Niemand kann vor sich selbst fliehen. Keinem ist das noch gelungen, sein Ich zurückzulassen, wohin er auch geht: in ein Kloster oder in ein fernes Land. Er nimmt sich immer mit, und mit sich seine Vergangenheit und seine Probleme. Möglich ist nur: zu sich selbst in Distanz zu gehen. Da beide Ichs nicht nebeneinander existieren können, weil immer das eine über das andere Ich herrschen möchte, wird man sich für das eine oder andere Ich entscheiden müssen: für ein Traumbild oder sein wahres Ich; für das Ich, das mehr will und strebt oder für das andere Ich, das Mühen scheut und die Entfaltung verhindert. 

Unerklärlich bleibt, weshalb sich mancher - aller Vernunft zum Trotz - in den Kopf gesetzt hat, wie ein anderer zu sein, statt sich über seine Individualität zu freuen.
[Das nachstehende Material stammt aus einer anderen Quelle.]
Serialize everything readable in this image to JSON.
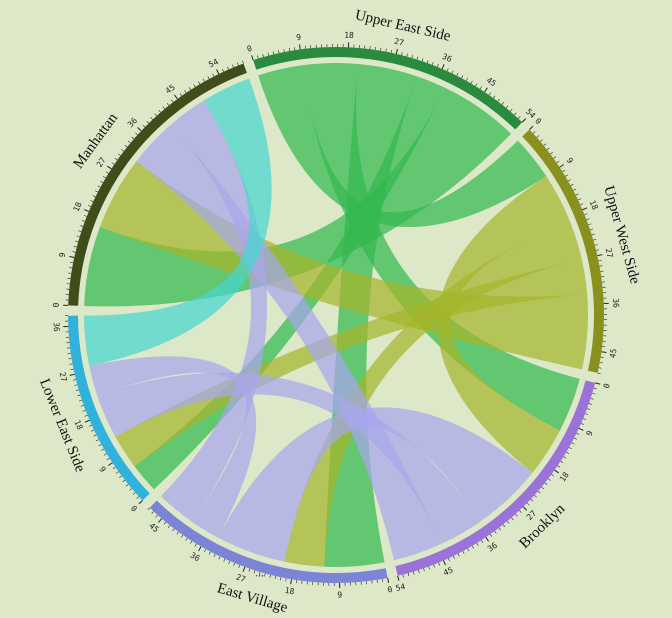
{
  "chart_data": {
    "type": "chord",
    "groups": [
      {
        "name": "Upper East Side",
        "total": 54,
        "color": "#2a8a3e",
        "chord_color": "#33b94f"
      },
      {
        "name": "Upper West Side",
        "total": 49,
        "color": "#8a901e",
        "chord_color": "#a3b62c"
      },
      {
        "name": "Brooklyn",
        "total": 54,
        "color": "#9a72d8",
        "chord_color": "#a8a6ec"
      },
      {
        "name": "East Village",
        "total": 48,
        "color": "#7c84d6",
        "chord_color": "#a8a6ec"
      },
      {
        "name": "Lower East Side",
        "total": 38,
        "color": "#31b2dc",
        "chord_color": "#46d6cf"
      },
      {
        "name": "Manhattan",
        "total": 59,
        "color": "#3e4d1a",
        "chord_color": "#8da52b"
      }
    ],
    "tick_step": 9,
    "tick_labels": [
      "0",
      "9",
      "18",
      "27",
      "36",
      "45",
      "54"
    ],
    "overflow_marker": "...",
    "links": [
      {
        "source": 0,
        "target": 1,
        "value": 9
      },
      {
        "source": 0,
        "target": 2,
        "value": 11
      },
      {
        "source": 0,
        "target": 3,
        "value": 12
      },
      {
        "source": 0,
        "target": 4,
        "value": 6
      },
      {
        "source": 0,
        "target": 5,
        "value": 16
      },
      {
        "source": 1,
        "target": 2,
        "value": 10
      },
      {
        "source": 1,
        "target": 3,
        "value": 8
      },
      {
        "source": 1,
        "target": 4,
        "value": 7
      },
      {
        "source": 1,
        "target": 5,
        "value": 15
      },
      {
        "source": 2,
        "target": 3,
        "value": 14
      },
      {
        "source": 2,
        "target": 4,
        "value": 9
      },
      {
        "source": 2,
        "target": 5,
        "value": 10
      },
      {
        "source": 3,
        "target": 4,
        "value": 6
      },
      {
        "source": 3,
        "target": 5,
        "value": 8
      },
      {
        "source": 4,
        "target": 5,
        "value": 10
      }
    ]
  }
}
Der Mensch mag in milliardenfachen Exemplaren existieren und einem anderen Menschen noch so frappierend und zum Verwechseln ähnlich sein, sicher ist: Es gab nie einen und wird nie einen Menschen geben, der so ist, wie schon einmal ein anderer war. Jeder, der in diese Welt eintritt, bringt ein Erbgut mit, das nur ihm mitgegeben wurde. Jeder muss begreifen, dass es darum geht, dass er sich zu einer unverwechselbaren, nicht austauschbaren, einmaligen Persönlichkeit macht.